Executive Summary

A critical remote code execution (RCE) vulnerability, CVE-2025-11001, in the widely-used 7-Zip file archiving utility is now under active exploitation. The vulnerability, first disclosed in October 2025, has a CVSS score of 7.0 and affects all versions of 7-Zip prior to 25.0.0. The flaw is a path traversal weakness that allows an attacker to execute arbitrary code by tricking a user into extracting a malicious ZIP archive. Due to the ubiquity of 7-Zip in both personal and enterprise environments, the potential for widespread compromise is significant. NHS England Digital has confirmed active exploitation and issued an advisory on November 18, 2025, urging immediate patching.

Vulnerability Details

CVE-2025-11001 is a path traversal (also known as "Zip Slip") vulnerability. It stems from the improper handling of symbolic links within a ZIP archive. An attacker can create a malicious archive containing a symbolic link that points to a location outside of the intended extraction directory (e.g., ../../../../../../windows/system32/). When a vulnerable version of 7-Zip extracts this archive, it follows the symbolic link and writes a subsequent file (e.g., a malicious DLL or executable) to that sensitive system location. This can lead to arbitrary code execution with the privileges of the user running 7-Zip.
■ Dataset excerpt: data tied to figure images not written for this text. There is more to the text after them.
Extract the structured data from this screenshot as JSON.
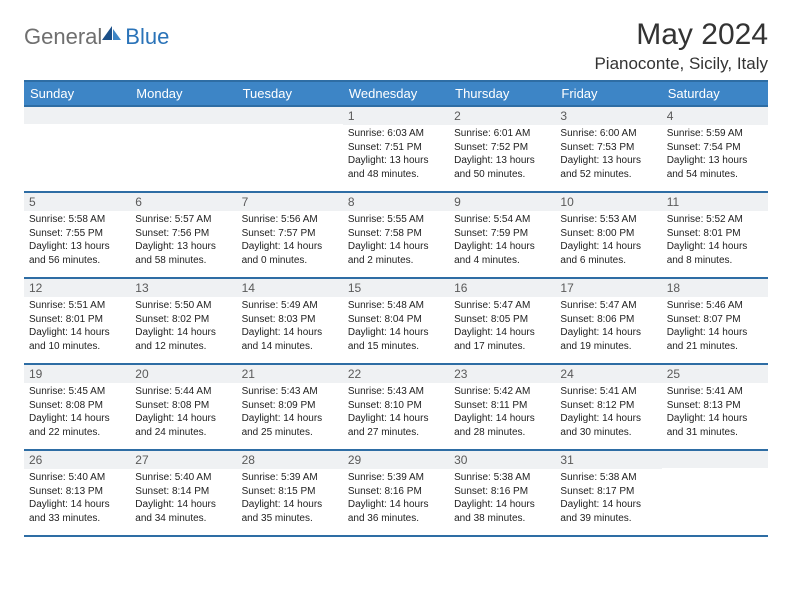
{
  "brand": {
    "part1": "General",
    "part2": "Blue"
  },
  "title": "May 2024",
  "location": "Pianoconte, Sicily, Italy",
  "colors": {
    "header_bg": "#3d85c6",
    "header_border": "#2e6da4",
    "daynum_bg": "#eff1f3",
    "text": "#333333",
    "brand_gray": "#6f6f6f",
    "brand_blue": "#2a73b8"
  },
  "weekdays": [
    "Sunday",
    "Monday",
    "Tuesday",
    "Wednesday",
    "Thursday",
    "Friday",
    "Saturday"
  ],
  "grid": [
    [
      null,
      null,
      null,
      {
        "n": "1",
        "sr": "6:03 AM",
        "ss": "7:51 PM",
        "dh": "13",
        "dm": "48"
      },
      {
        "n": "2",
        "sr": "6:01 AM",
        "ss": "7:52 PM",
        "dh": "13",
        "dm": "50"
      },
      {
        "n": "3",
        "sr": "6:00 AM",
        "ss": "7:53 PM",
        "dh": "13",
        "dm": "52"
      },
      {
        "n": "4",
        "sr": "5:59 AM",
        "ss": "7:54 PM",
        "dh": "13",
        "dm": "54"
      }
    ],
    [
      {
        "n": "5",
        "sr": "5:58 AM",
        "ss": "7:55 PM",
        "dh": "13",
        "dm": "56"
      },
      {
        "n": "6",
        "sr": "5:57 AM",
        "ss": "7:56 PM",
        "dh": "13",
        "dm": "58"
      },
      {
        "n": "7",
        "sr": "5:56 AM",
        "ss": "7:57 PM",
        "dh": "14",
        "dm": "0"
      },
      {
        "n": "8",
        "sr": "5:55 AM",
        "ss": "7:58 PM",
        "dh": "14",
        "dm": "2"
      },
      {
        "n": "9",
        "sr": "5:54 AM",
        "ss": "7:59 PM",
        "dh": "14",
        "dm": "4"
      },
      {
        "n": "10",
        "sr": "5:53 AM",
        "ss": "8:00 PM",
        "dh": "14",
        "dm": "6"
      },
      {
        "n": "11",
        "sr": "5:52 AM",
        "ss": "8:01 PM",
        "dh": "14",
        "dm": "8"
      }
    ],
    [
      {
        "n": "12",
        "sr": "5:51 AM",
        "ss": "8:01 PM",
        "dh": "14",
        "dm": "10"
      },
      {
        "n": "13",
        "sr": "5:50 AM",
        "ss": "8:02 PM",
        "dh": "14",
        "dm": "12"
      },
      {
        "n": "14",
        "sr": "5:49 AM",
        "ss": "8:03 PM",
        "dh": "14",
        "dm": "14"
      },
      {
        "n": "15",
        "sr": "5:48 AM",
        "ss": "8:04 PM",
        "dh": "14",
        "dm": "15"
      },
      {
        "n": "16",
        "sr": "5:47 AM",
        "ss": "8:05 PM",
        "dh": "14",
        "dm": "17"
      },
      {
        "n": "17",
        "sr": "5:47 AM",
        "ss": "8:06 PM",
        "dh": "14",
        "dm": "19"
      },
      {
        "n": "18",
        "sr": "5:46 AM",
        "ss": "8:07 PM",
        "dh": "14",
        "dm": "21"
      }
    ],
    [
      {
        "n": "19",
        "sr": "5:45 AM",
        "ss": "8:08 PM",
        "dh": "14",
        "dm": "22"
      },
      {
        "n": "20",
        "sr": "5:44 AM",
        "ss": "8:08 PM",
        "dh": "14",
        "dm": "24"
      },
      {
        "n": "21",
        "sr": "5:43 AM",
        "ss": "8:09 PM",
        "dh": "14",
        "dm": "25"
      },
      {
        "n": "22",
        "sr": "5:43 AM",
        "ss": "8:10 PM",
        "dh": "14",
        "dm": "27"
      },
      {
        "n": "23",
        "sr": "5:42 AM",
        "ss": "8:11 PM",
        "dh": "14",
        "dm": "28"
      },
      {
        "n": "24",
        "sr": "5:41 AM",
        "ss": "8:12 PM",
        "dh": "14",
        "dm": "30"
      },
      {
        "n": "25",
        "sr": "5:41 AM",
        "ss": "8:13 PM",
        "dh": "14",
        "dm": "31"
      }
    ],
    [
      {
        "n": "26",
        "sr": "5:40 AM",
        "ss": "8:13 PM",
        "dh": "14",
        "dm": "33"
      },
      {
        "n": "27",
        "sr": "5:40 AM",
        "ss": "8:14 PM",
        "dh": "14",
        "dm": "34"
      },
      {
        "n": "28",
        "sr": "5:39 AM",
        "ss": "8:15 PM",
        "dh": "14",
        "dm": "35"
      },
      {
        "n": "29",
        "sr": "5:39 AM",
        "ss": "8:16 PM",
        "dh": "14",
        "dm": "36"
      },
      {
        "n": "30",
        "sr": "5:38 AM",
        "ss": "8:16 PM",
        "dh": "14",
        "dm": "38"
      },
      {
        "n": "31",
        "sr": "5:38 AM",
        "ss": "8:17 PM",
        "dh": "14",
        "dm": "39"
      },
      null
    ]
  ]
}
A related flaw, CVE-2025-11002, which shares the same root cause, is also fixed in the patched version.

Affected Systems

• 7-Zip: All versions prior to 25.0.0.

Exploitation Status

• Active Exploitation: Confirmed in the wild. Attacks have been observed targeting the healthcare and finance sectors.
• Attack Vector: Social engineering. Attackers trick users into downloading and extracting a malicious ZIP file, often delivered via phishing emails.

Impact Assessment

Successful exploitation of CVE-2025-11001 allows an attacker to achieve remote code execution on the victim's machine. This can be a stepping stone for a more comprehensive attack, including:

• Ransomware Deployment: The attacker can drop and execute a ransomware payload.
• Credential Theft: A malicious payload can be used to steal passwords, session cookies, and other sensitive data.
• Persistent Access: The attacker can plant a backdoor or RAT (Remote Access Trojan) for long-term access to the compromised system and network.

Because 7-Zip is often used in automated processes on servers, the vulnerability could also be triggered without direct user interaction if a server-side application automatically extracts untrusted archives. In this scenario, the code would execute with the privileges of the server's service account, which could be highly privileged.
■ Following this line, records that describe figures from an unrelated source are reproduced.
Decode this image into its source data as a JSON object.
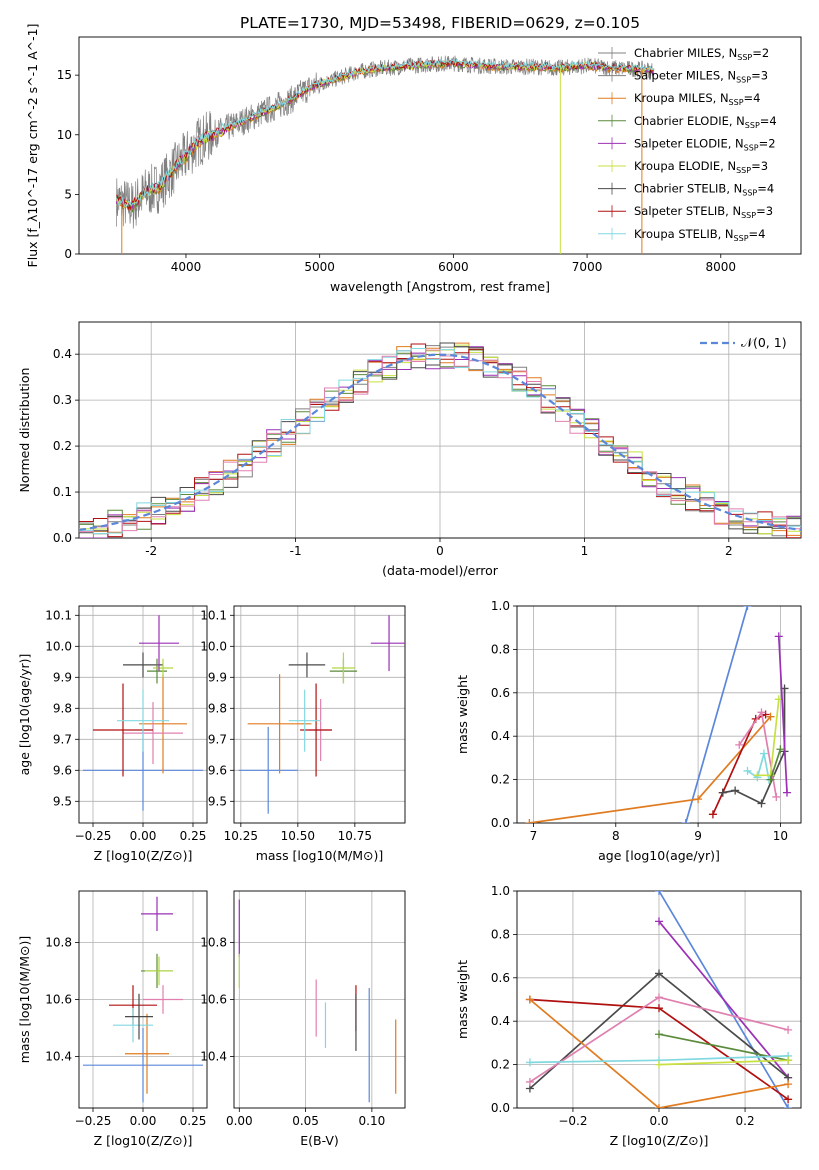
{
  "title": "PLATE=1730, MJD=53498, FIBERID=0629, z=0.105",
  "colors": {
    "gray": "#808080",
    "orange": "#e07b20",
    "blue": "#5b87db",
    "purple": "#9b30b5",
    "green": "#5a8a3a",
    "yellow": "#c8e040",
    "dark": "#4a4a4a",
    "red": "#b01010",
    "cyan": "#80d8e0",
    "pink": "#e080b0",
    "yelgreen": "#b0d840",
    "grid": "#b0b0b0"
  },
  "chart_data": [
    {
      "id": "spectrum",
      "type": "line",
      "xlabel": "wavelength [Angstrom, rest frame]",
      "ylabel": "Flux [f_λ10^-17 erg cm^-2 s^-1 A^-1]",
      "xlim": [
        3200,
        8600
      ],
      "ylim": [
        0,
        18.2
      ],
      "xticks": [
        4000,
        5000,
        6000,
        7000,
        8000
      ],
      "yticks": [
        0,
        5,
        10,
        15
      ],
      "grid": false,
      "legend_position": "top-right",
      "legend": [
        {
          "label": "Chabrier MILES, N",
          "sub": "SSP",
          "tail": "=2",
          "color": "gray"
        },
        {
          "label": "Salpeter MILES, N",
          "sub": "SSP",
          "tail": "=3",
          "color": "gray"
        },
        {
          "label": "Kroupa MILES, N",
          "sub": "SSP",
          "tail": "=4",
          "color": "orange"
        },
        {
          "label": "Chabrier ELODIE, N",
          "sub": "SSP",
          "tail": "=4",
          "color": "green"
        },
        {
          "label": "Salpeter ELODIE, N",
          "sub": "SSP",
          "tail": "=2",
          "color": "purple"
        },
        {
          "label": "Kroupa ELODIE, N",
          "sub": "SSP",
          "tail": "=3",
          "color": "yellow"
        },
        {
          "label": "Chabrier STELIB, N",
          "sub": "SSP",
          "tail": "=4",
          "color": "dark"
        },
        {
          "label": "Salpeter STELIB, N",
          "sub": "SSP",
          "tail": "=3",
          "color": "red"
        },
        {
          "label": "Kroupa STELIB, N",
          "sub": "SSP",
          "tail": "=4",
          "color": "cyan"
        }
      ],
      "continuum": [
        [
          3480,
          4.5
        ],
        [
          3600,
          4.0
        ],
        [
          3700,
          5.2
        ],
        [
          3800,
          5.6
        ],
        [
          3900,
          7.0
        ],
        [
          4000,
          8.2
        ],
        [
          4100,
          9.5
        ],
        [
          4200,
          10.0
        ],
        [
          4300,
          10.5
        ],
        [
          4400,
          11.0
        ],
        [
          4500,
          11.5
        ],
        [
          4600,
          12.0
        ],
        [
          4700,
          12.5
        ],
        [
          4800,
          13.0
        ],
        [
          4900,
          13.8
        ],
        [
          5000,
          14.3
        ],
        [
          5100,
          14.6
        ],
        [
          5200,
          15.0
        ],
        [
          5300,
          15.3
        ],
        [
          5400,
          15.5
        ],
        [
          5500,
          15.6
        ],
        [
          5600,
          15.7
        ],
        [
          5800,
          15.9
        ],
        [
          6000,
          16.0
        ],
        [
          6200,
          15.8
        ],
        [
          6400,
          15.7
        ],
        [
          6600,
          15.7
        ],
        [
          6800,
          15.6
        ],
        [
          7000,
          15.8
        ],
        [
          7200,
          15.6
        ],
        [
          7400,
          15.5
        ],
        [
          7500,
          15.4
        ]
      ],
      "spikes": [
        [
          3520,
          0
        ],
        [
          6800,
          0
        ],
        [
          7410,
          0
        ]
      ]
    },
    {
      "id": "residuals",
      "type": "line",
      "xlabel": "(data-model)/error",
      "ylabel": "Normed distribution",
      "xlim": [
        -2.5,
        2.5
      ],
      "ylim": [
        0,
        0.47
      ],
      "xticks": [
        -2,
        -1,
        0,
        1,
        2
      ],
      "yticks": [
        0.0,
        0.1,
        0.2,
        0.3,
        0.4
      ],
      "grid": true,
      "legend_position": "top-right",
      "legend_label": "𝒩(0, 1)",
      "gaussian": {
        "mean": 0,
        "sigma": 1,
        "color": "blue"
      },
      "hist_colors": [
        "gray",
        "orange",
        "green",
        "purple",
        "yellow",
        "dark",
        "red",
        "cyan",
        "pink"
      ]
    },
    {
      "id": "age-vs-Z",
      "type": "scatter",
      "xlabel": "Z [log10(Z/Z⊙)]",
      "ylabel": "age  [log10(age/yr)]",
      "xlim": [
        -0.32,
        0.32
      ],
      "ylim": [
        9.43,
        10.13
      ],
      "xticks": [
        -0.25,
        0.0,
        0.25
      ],
      "xticklabels": [
        "−0.25",
        "0.00",
        "0.25"
      ],
      "yticks": [
        9.5,
        9.6,
        9.7,
        9.8,
        9.9,
        10.0,
        10.1
      ],
      "grid": true,
      "points": [
        {
          "x": 0.0,
          "y": 9.6,
          "xerr": 0.3,
          "yerr": 0.13,
          "color": "blue"
        },
        {
          "x": 0.1,
          "y": 9.75,
          "xerr": 0.12,
          "yerr": 0.16,
          "color": "orange"
        },
        {
          "x": 0.05,
          "y": 9.72,
          "xerr": 0.15,
          "yerr": 0.1,
          "color": "pink"
        },
        {
          "x": -0.1,
          "y": 9.73,
          "xerr": 0.15,
          "yerr": 0.15,
          "color": "red"
        },
        {
          "x": 0.0,
          "y": 9.76,
          "xerr": 0.13,
          "yerr": 0.1,
          "color": "cyan"
        },
        {
          "x": 0.0,
          "y": 9.94,
          "xerr": 0.1,
          "yerr": 0.04,
          "color": "dark"
        },
        {
          "x": 0.07,
          "y": 9.92,
          "xerr": 0.05,
          "yerr": 0.04,
          "color": "green"
        },
        {
          "x": 0.1,
          "y": 9.93,
          "xerr": 0.05,
          "yerr": 0.03,
          "color": "yelgreen"
        },
        {
          "x": 0.08,
          "y": 10.01,
          "xerr": 0.1,
          "yerr": 0.09,
          "color": "purple"
        }
      ]
    },
    {
      "id": "age-vs-mass",
      "type": "scatter",
      "xlabel": "mass [log10(M/M⊙)]",
      "ylabel": "",
      "xlim": [
        10.22,
        10.97
      ],
      "ylim": [
        9.43,
        10.13
      ],
      "xticks": [
        10.25,
        10.5,
        10.75
      ],
      "xticklabels": [
        "10.25",
        "10.50",
        "10.75"
      ],
      "yticks": [
        9.5,
        9.6,
        9.7,
        9.8,
        9.9,
        10.0,
        10.1
      ],
      "grid": true,
      "points": [
        {
          "x": 10.37,
          "y": 9.6,
          "xerr": 0.13,
          "yerr": 0.14,
          "color": "blue"
        },
        {
          "x": 10.42,
          "y": 9.75,
          "xerr": 0.14,
          "yerr": 0.16,
          "color": "orange"
        },
        {
          "x": 10.6,
          "y": 9.73,
          "xerr": 0.05,
          "yerr": 0.1,
          "color": "pink"
        },
        {
          "x": 10.58,
          "y": 9.73,
          "xerr": 0.07,
          "yerr": 0.15,
          "color": "red"
        },
        {
          "x": 10.53,
          "y": 9.76,
          "xerr": 0.07,
          "yerr": 0.1,
          "color": "cyan"
        },
        {
          "x": 10.54,
          "y": 9.94,
          "xerr": 0.08,
          "yerr": 0.04,
          "color": "dark"
        },
        {
          "x": 10.7,
          "y": 9.92,
          "xerr": 0.06,
          "yerr": 0.04,
          "color": "green"
        },
        {
          "x": 10.7,
          "y": 9.93,
          "xerr": 0.05,
          "yerr": 0.05,
          "color": "yelgreen"
        },
        {
          "x": 10.9,
          "y": 10.01,
          "xerr": 0.08,
          "yerr": 0.09,
          "color": "purple"
        }
      ]
    },
    {
      "id": "weight-vs-age",
      "type": "line",
      "xlabel": "age  [log10(age/yr)]",
      "ylabel": "mass weight",
      "xlim": [
        6.8,
        10.25
      ],
      "ylim": [
        0,
        1
      ],
      "xticks": [
        7,
        8,
        9,
        10
      ],
      "yticks": [
        0.0,
        0.2,
        0.4,
        0.6,
        0.8,
        1.0
      ],
      "grid": true,
      "series": [
        {
          "color": "blue",
          "points": [
            [
              8.85,
              0
            ],
            [
              9.6,
              1.0
            ]
          ]
        },
        {
          "color": "orange",
          "points": [
            [
              6.95,
              0
            ],
            [
              9.0,
              0.11
            ],
            [
              9.88,
              0.49
            ]
          ]
        },
        {
          "color": "red",
          "points": [
            [
              9.18,
              0.04
            ],
            [
              9.3,
              0.14
            ],
            [
              9.7,
              0.48
            ],
            [
              9.82,
              0.5
            ]
          ]
        },
        {
          "color": "dark",
          "points": [
            [
              9.3,
              0.14
            ],
            [
              9.45,
              0.15
            ],
            [
              9.77,
              0.09
            ],
            [
              10.05,
              0.33
            ],
            [
              10.05,
              0.62
            ]
          ]
        },
        {
          "color": "pink",
          "points": [
            [
              9.5,
              0.36
            ],
            [
              9.77,
              0.51
            ],
            [
              9.95,
              0.12
            ]
          ]
        },
        {
          "color": "cyan",
          "points": [
            [
              9.6,
              0.24
            ],
            [
              9.72,
              0.21
            ],
            [
              9.8,
              0.32
            ],
            [
              9.86,
              0.2
            ]
          ]
        },
        {
          "color": "yellow",
          "points": [
            [
              9.72,
              0.22
            ],
            [
              9.88,
              0.22
            ],
            [
              9.98,
              0.57
            ]
          ]
        },
        {
          "color": "purple",
          "points": [
            [
              9.98,
              0.86
            ],
            [
              10.08,
              0.14
            ]
          ]
        },
        {
          "color": "green",
          "points": [
            [
              9.88,
              0.2
            ],
            [
              10.0,
              0.34
            ]
          ]
        }
      ]
    },
    {
      "id": "mass-vs-Z",
      "type": "scatter",
      "xlabel": "Z [log10(Z/Z⊙)]",
      "ylabel": "mass [log10(M/M⊙)]",
      "xlim": [
        -0.32,
        0.32
      ],
      "ylim": [
        10.22,
        10.98
      ],
      "xticks": [
        -0.25,
        0.0,
        0.25
      ],
      "xticklabels": [
        "−0.25",
        "0.00",
        "0.25"
      ],
      "yticks": [
        10.4,
        10.6,
        10.8
      ],
      "grid": true,
      "points": [
        {
          "x": 0.0,
          "y": 10.37,
          "xerr": 0.3,
          "yerr": 0.13,
          "color": "blue"
        },
        {
          "x": 0.02,
          "y": 10.41,
          "xerr": 0.11,
          "yerr": 0.14,
          "color": "orange"
        },
        {
          "x": 0.1,
          "y": 10.6,
          "xerr": 0.1,
          "yerr": 0.05,
          "color": "pink"
        },
        {
          "x": -0.05,
          "y": 10.58,
          "xerr": 0.12,
          "yerr": 0.07,
          "color": "red"
        },
        {
          "x": -0.05,
          "y": 10.51,
          "xerr": 0.1,
          "yerr": 0.06,
          "color": "cyan"
        },
        {
          "x": -0.02,
          "y": 10.54,
          "xerr": 0.07,
          "yerr": 0.08,
          "color": "dark"
        },
        {
          "x": 0.07,
          "y": 10.7,
          "xerr": 0.08,
          "yerr": 0.06,
          "color": "green"
        },
        {
          "x": 0.08,
          "y": 10.7,
          "xerr": 0.07,
          "yerr": 0.05,
          "color": "yelgreen"
        },
        {
          "x": 0.07,
          "y": 10.9,
          "xerr": 0.08,
          "yerr": 0.06,
          "color": "purple"
        }
      ]
    },
    {
      "id": "mass-vs-EBV",
      "type": "scatter",
      "xlabel": "E(B-V)",
      "ylabel": "",
      "xlim": [
        -0.004,
        0.125
      ],
      "ylim": [
        10.22,
        10.98
      ],
      "xticks": [
        0.0,
        0.05,
        0.1
      ],
      "xticklabels": [
        "0.00",
        "0.05",
        "0.10"
      ],
      "yticks": [
        10.4,
        10.6,
        10.8
      ],
      "grid": true,
      "points": [
        {
          "x": 0.0,
          "y": 10.85,
          "yerr": 0.1,
          "color": "purple"
        },
        {
          "x": 0.0,
          "y": 10.7,
          "yerr": 0.06,
          "color": "yelgreen"
        },
        {
          "x": 0.058,
          "y": 10.57,
          "yerr": 0.1,
          "color": "pink"
        },
        {
          "x": 0.065,
          "y": 10.51,
          "yerr": 0.08,
          "color": "cyan"
        },
        {
          "x": 0.088,
          "y": 10.57,
          "yerr": 0.08,
          "color": "red"
        },
        {
          "x": 0.088,
          "y": 10.52,
          "yerr": 0.1,
          "color": "dark"
        },
        {
          "x": 0.098,
          "y": 10.44,
          "yerr": 0.2,
          "color": "blue"
        },
        {
          "x": 0.118,
          "y": 10.4,
          "yerr": 0.13,
          "color": "orange"
        }
      ]
    },
    {
      "id": "weight-vs-Z",
      "type": "line",
      "xlabel": "Z [log10(Z/Z⊙)]",
      "ylabel": "mass weight",
      "xlim": [
        -0.33,
        0.33
      ],
      "ylim": [
        0,
        1
      ],
      "xticks": [
        -0.2,
        0.0,
        0.2
      ],
      "xticklabels": [
        "−0.2",
        "0.0",
        "0.2"
      ],
      "yticks": [
        0.0,
        0.2,
        0.4,
        0.6,
        0.8,
        1.0
      ],
      "grid": true,
      "series": [
        {
          "color": "blue",
          "points": [
            [
              0.0,
              1.0
            ],
            [
              0.3,
              0.0
            ]
          ]
        },
        {
          "color": "purple",
          "points": [
            [
              0.0,
              0.86
            ],
            [
              0.3,
              0.14
            ]
          ]
        },
        {
          "color": "dark",
          "points": [
            [
              -0.3,
              0.09
            ],
            [
              0.0,
              0.62
            ],
            [
              0.3,
              0.14
            ]
          ]
        },
        {
          "color": "red",
          "points": [
            [
              -0.3,
              0.5
            ],
            [
              0.0,
              0.46
            ],
            [
              0.3,
              0.04
            ]
          ]
        },
        {
          "color": "orange",
          "points": [
            [
              -0.3,
              0.5
            ],
            [
              0.0,
              0.0
            ],
            [
              0.3,
              0.11
            ]
          ]
        },
        {
          "color": "pink",
          "points": [
            [
              -0.3,
              0.12
            ],
            [
              0.0,
              0.51
            ],
            [
              0.3,
              0.36
            ]
          ]
        },
        {
          "color": "green",
          "points": [
            [
              0.0,
              0.34
            ],
            [
              0.3,
              0.22
            ]
          ]
        },
        {
          "color": "cyan",
          "points": [
            [
              -0.3,
              0.21
            ],
            [
              0.0,
              0.22
            ],
            [
              0.3,
              0.24
            ]
          ]
        },
        {
          "color": "yellow",
          "points": [
            [
              0.0,
              0.2
            ],
            [
              0.3,
              0.22
            ]
          ]
        }
      ]
    }
  ]
}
Cyber Observables for Detection

• File Name: Look for the extraction of ZIP files from untrusted sources, such as email attachments.
• Process Name: Monitor for the 7z.exe or 7zG.exe process writing files to unexpected locations outside of the user's intended extraction folder (e.g., C:\Windows, C:\Program Files).
• Log Source: EDR logs, File Integrity Monitoring (FIM) logs, and antivirus logs.

Detection Methods

1. Endpoint Detection and Response (EDR): Configure EDR rules to alert when the 7-Zip process writes files to sensitive system directories. This is a high-fidelity indicator of exploitation.
2. Asset Inventory: Use system management tools or asset inventory scanners to identify all systems with vulnerable versions of 7-Zip installed (< 25.0.0).
3. Email Security Gateway: Filter and block emails containing suspicious ZIP attachments, especially from unknown senders.

Remediation Steps

1. Update Immediately: The primary remediation is to update all installations of 7-Zip to version 25.0.0 or later. This should be treated as a high-priority patch. See M1051 - Update Software.
2. Automate Patching: This incident highlights the risk of manually-patched software. Organizations should use automated patch management systems to ensure that common utilities like 7-Zip are kept up-to-date across the entire enterprise.
3. User Training: Remind users not to open or extract attachments from untrusted or unsolicited emails. See M1017 - User Training.
4. Restrict Execution: As a compensating control, consider using application control policies (e.g., AppLocker) to prevent users from running unapproved software, although this may be difficult to implement for a common utility like 7-Zip.